With that feeling hanging over me, I stopped by Walgreens on my way home to pick up some groceries, and, as I was locking up my bike, was approached by a man standing outside. "Hi, miss, can you help me with something?" he asked. "Wanna hang out?"
I'm approached outside of Walgreens every time I go, but this is not what I expected. He was serious: "Just for a few minutes, please? I'm really lonely. We could, I don't know, go back to my place and watch TV or something."
Normally I love to help when I can, but common sense plus dream feelings overrode basic pity--is this guy really so desperately lonely that he's hanging around outside Walgreens looking to make friends? That's heartbreaking!--and I made some (true) excuses about having last-minute reading to do, dodged his request for my phone number, and headed home to the safety of my apartment.

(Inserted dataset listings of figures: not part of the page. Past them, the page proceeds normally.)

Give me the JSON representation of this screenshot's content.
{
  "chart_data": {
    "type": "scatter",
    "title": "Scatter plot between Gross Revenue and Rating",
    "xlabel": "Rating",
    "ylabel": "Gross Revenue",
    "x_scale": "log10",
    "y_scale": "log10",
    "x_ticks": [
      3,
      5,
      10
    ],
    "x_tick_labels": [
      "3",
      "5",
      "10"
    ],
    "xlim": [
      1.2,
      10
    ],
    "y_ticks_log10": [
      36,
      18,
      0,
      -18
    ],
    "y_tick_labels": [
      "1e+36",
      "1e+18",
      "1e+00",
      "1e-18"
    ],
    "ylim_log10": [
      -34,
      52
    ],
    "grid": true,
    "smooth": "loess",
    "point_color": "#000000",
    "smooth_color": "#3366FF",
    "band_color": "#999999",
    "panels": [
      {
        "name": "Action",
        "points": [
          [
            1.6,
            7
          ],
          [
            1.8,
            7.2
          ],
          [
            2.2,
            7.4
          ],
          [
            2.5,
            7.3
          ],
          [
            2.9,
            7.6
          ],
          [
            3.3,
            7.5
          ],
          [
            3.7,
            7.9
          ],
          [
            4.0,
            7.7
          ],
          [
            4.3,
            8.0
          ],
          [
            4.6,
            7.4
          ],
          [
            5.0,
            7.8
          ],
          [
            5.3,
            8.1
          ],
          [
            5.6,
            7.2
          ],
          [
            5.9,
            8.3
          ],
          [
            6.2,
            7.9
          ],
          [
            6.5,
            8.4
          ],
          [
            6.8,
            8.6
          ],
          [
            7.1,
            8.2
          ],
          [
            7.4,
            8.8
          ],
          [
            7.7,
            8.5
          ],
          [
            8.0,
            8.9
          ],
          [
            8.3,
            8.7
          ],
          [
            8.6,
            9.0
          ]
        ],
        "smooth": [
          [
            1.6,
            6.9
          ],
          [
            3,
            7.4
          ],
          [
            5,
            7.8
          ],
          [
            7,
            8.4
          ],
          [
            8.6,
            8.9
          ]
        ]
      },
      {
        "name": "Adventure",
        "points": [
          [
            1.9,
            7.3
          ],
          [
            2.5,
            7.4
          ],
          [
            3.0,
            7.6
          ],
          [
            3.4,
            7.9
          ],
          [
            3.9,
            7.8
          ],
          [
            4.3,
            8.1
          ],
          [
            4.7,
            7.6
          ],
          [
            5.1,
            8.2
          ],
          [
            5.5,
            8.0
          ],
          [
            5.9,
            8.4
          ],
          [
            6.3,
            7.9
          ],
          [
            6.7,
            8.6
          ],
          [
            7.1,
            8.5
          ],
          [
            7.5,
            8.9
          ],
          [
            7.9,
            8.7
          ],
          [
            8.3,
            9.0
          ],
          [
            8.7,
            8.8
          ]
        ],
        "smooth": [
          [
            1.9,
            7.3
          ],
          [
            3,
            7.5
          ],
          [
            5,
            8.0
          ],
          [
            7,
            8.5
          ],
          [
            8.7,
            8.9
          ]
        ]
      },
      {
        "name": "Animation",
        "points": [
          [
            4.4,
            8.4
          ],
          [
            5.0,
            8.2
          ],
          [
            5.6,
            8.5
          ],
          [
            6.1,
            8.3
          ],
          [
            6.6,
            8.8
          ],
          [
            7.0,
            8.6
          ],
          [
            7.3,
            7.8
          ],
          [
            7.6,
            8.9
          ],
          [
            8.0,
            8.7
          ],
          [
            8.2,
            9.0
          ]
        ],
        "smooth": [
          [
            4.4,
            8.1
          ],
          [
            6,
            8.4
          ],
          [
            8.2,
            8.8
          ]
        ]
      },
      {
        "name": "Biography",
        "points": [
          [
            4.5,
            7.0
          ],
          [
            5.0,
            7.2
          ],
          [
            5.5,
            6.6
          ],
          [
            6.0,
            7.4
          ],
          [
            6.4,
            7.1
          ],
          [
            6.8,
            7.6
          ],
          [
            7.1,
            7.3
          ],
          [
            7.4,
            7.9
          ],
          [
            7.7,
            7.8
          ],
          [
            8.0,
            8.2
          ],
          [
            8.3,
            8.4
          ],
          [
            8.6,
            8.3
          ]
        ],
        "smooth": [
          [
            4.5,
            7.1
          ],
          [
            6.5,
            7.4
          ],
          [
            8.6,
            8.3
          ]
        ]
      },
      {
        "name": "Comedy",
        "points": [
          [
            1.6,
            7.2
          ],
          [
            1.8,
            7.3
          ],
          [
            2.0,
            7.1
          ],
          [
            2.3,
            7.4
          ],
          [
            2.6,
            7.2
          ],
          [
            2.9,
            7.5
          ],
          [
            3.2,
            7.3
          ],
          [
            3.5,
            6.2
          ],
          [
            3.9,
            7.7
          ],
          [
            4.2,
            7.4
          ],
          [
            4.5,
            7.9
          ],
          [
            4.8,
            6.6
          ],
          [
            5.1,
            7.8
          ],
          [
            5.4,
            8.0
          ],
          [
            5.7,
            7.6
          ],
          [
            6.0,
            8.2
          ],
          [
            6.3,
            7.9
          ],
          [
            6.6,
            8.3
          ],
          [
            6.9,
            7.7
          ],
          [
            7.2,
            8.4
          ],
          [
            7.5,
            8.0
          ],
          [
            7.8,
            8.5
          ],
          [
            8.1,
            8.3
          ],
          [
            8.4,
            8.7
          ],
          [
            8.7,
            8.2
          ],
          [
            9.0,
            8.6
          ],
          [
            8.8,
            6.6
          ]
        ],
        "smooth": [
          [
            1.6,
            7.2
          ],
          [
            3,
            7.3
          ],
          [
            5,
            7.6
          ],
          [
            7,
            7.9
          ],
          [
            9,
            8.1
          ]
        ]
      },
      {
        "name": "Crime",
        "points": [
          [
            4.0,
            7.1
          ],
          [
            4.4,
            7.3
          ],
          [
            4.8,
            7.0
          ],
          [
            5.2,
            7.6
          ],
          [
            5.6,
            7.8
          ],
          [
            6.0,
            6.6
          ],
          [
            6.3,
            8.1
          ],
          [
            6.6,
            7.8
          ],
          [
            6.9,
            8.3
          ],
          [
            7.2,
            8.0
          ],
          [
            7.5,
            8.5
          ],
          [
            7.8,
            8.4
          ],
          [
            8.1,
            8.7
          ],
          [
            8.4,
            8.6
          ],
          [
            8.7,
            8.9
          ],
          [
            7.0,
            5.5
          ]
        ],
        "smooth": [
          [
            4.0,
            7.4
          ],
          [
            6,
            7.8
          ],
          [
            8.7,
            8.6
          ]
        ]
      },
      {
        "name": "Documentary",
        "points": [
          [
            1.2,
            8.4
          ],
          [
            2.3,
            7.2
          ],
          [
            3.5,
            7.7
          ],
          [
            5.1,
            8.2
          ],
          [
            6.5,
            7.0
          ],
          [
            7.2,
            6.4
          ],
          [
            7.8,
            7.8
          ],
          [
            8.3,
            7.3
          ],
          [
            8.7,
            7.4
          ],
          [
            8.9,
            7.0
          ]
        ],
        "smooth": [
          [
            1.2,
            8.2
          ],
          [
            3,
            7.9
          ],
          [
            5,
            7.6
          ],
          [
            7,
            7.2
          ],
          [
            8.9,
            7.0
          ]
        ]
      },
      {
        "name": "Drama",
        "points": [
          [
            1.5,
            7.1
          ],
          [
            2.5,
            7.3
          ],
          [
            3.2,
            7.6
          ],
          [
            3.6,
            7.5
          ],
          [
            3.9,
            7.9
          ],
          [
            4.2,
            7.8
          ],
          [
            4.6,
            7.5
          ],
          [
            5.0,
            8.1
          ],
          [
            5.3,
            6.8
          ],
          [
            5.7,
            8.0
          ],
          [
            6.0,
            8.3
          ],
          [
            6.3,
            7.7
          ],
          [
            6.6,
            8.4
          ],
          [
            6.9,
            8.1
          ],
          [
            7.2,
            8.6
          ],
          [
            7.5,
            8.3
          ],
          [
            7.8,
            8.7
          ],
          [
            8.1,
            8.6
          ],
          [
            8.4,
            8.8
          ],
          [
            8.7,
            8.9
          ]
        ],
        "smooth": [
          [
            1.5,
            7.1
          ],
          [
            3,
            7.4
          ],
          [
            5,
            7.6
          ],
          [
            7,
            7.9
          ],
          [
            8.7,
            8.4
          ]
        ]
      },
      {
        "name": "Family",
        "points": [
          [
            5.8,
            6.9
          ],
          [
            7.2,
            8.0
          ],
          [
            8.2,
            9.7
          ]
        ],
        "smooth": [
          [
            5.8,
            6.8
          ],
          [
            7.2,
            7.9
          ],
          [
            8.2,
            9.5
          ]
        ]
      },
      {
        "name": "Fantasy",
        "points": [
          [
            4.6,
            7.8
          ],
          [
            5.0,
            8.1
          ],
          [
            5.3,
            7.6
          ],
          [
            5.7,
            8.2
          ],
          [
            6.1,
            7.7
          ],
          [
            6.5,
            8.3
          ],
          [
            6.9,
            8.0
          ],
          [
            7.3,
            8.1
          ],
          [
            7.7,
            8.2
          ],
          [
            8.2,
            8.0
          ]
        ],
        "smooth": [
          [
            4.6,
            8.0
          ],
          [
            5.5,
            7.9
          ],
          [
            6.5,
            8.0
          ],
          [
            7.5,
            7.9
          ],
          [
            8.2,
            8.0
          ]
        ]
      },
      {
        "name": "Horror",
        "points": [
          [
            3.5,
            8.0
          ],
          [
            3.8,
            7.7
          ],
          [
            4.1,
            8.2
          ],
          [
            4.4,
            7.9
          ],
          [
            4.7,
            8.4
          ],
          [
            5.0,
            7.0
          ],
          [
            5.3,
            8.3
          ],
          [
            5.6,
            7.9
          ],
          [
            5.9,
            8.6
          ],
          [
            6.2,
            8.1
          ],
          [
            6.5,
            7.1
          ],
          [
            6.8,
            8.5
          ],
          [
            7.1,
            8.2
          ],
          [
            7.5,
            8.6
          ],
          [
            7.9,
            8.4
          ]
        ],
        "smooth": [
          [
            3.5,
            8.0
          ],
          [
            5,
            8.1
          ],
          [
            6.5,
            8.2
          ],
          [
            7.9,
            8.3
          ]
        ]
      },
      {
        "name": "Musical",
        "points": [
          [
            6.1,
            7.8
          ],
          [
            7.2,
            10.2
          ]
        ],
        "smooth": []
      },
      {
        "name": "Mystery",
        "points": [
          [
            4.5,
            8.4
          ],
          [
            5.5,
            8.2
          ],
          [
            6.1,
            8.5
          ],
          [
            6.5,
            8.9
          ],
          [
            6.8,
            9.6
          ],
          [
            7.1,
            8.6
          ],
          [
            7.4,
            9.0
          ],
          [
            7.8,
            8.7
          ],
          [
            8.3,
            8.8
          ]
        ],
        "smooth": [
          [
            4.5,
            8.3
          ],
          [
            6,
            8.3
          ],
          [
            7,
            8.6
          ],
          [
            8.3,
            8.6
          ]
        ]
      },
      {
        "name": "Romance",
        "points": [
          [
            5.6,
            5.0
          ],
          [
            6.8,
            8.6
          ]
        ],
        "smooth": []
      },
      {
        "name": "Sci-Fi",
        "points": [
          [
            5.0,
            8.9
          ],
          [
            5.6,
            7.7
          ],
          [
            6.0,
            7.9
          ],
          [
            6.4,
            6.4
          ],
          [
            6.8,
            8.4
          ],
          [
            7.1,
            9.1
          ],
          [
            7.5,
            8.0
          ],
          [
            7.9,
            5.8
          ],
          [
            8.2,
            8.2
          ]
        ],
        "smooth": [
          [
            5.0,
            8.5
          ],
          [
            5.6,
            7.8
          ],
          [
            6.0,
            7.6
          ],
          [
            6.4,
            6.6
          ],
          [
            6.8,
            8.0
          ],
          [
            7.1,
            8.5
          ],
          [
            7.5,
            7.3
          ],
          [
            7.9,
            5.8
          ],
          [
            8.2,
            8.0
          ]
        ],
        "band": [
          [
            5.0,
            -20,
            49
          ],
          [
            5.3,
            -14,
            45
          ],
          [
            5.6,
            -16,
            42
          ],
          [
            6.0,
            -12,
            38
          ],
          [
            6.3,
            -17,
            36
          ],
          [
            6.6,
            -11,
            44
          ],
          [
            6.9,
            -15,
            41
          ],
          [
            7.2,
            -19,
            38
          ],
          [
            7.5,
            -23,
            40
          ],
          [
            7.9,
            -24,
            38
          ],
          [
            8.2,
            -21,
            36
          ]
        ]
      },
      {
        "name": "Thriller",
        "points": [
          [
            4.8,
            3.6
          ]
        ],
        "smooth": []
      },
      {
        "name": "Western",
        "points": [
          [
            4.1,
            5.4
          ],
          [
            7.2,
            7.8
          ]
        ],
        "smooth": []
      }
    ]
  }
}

The supposed safety, that is: about an hour later, around 11.30, sitting around doing my last-minute reading, I heard a key in the locked door. It took me a few seconds to register the noises: wait a second, I live alone, who has a key? A man walked into the apartment, took a look around, saw me at my desk, staring at him open-mouthed, and said, in genuine apology, "Oops, sorry! Wrong apartment!" He then turned and left, with no explanation of who he was or why he had a key.
I feel like the universe is trying to tell me something, though I have no idea what: never sleep again, perhaps? Fear men? Call the landlady and get my locks changed NOW? I don't know about those first two--I slept just fine last night and had a lovely chat with a male classmate this morning, so clearly I will survive--but let me tell you, I'm changing my stupid locks.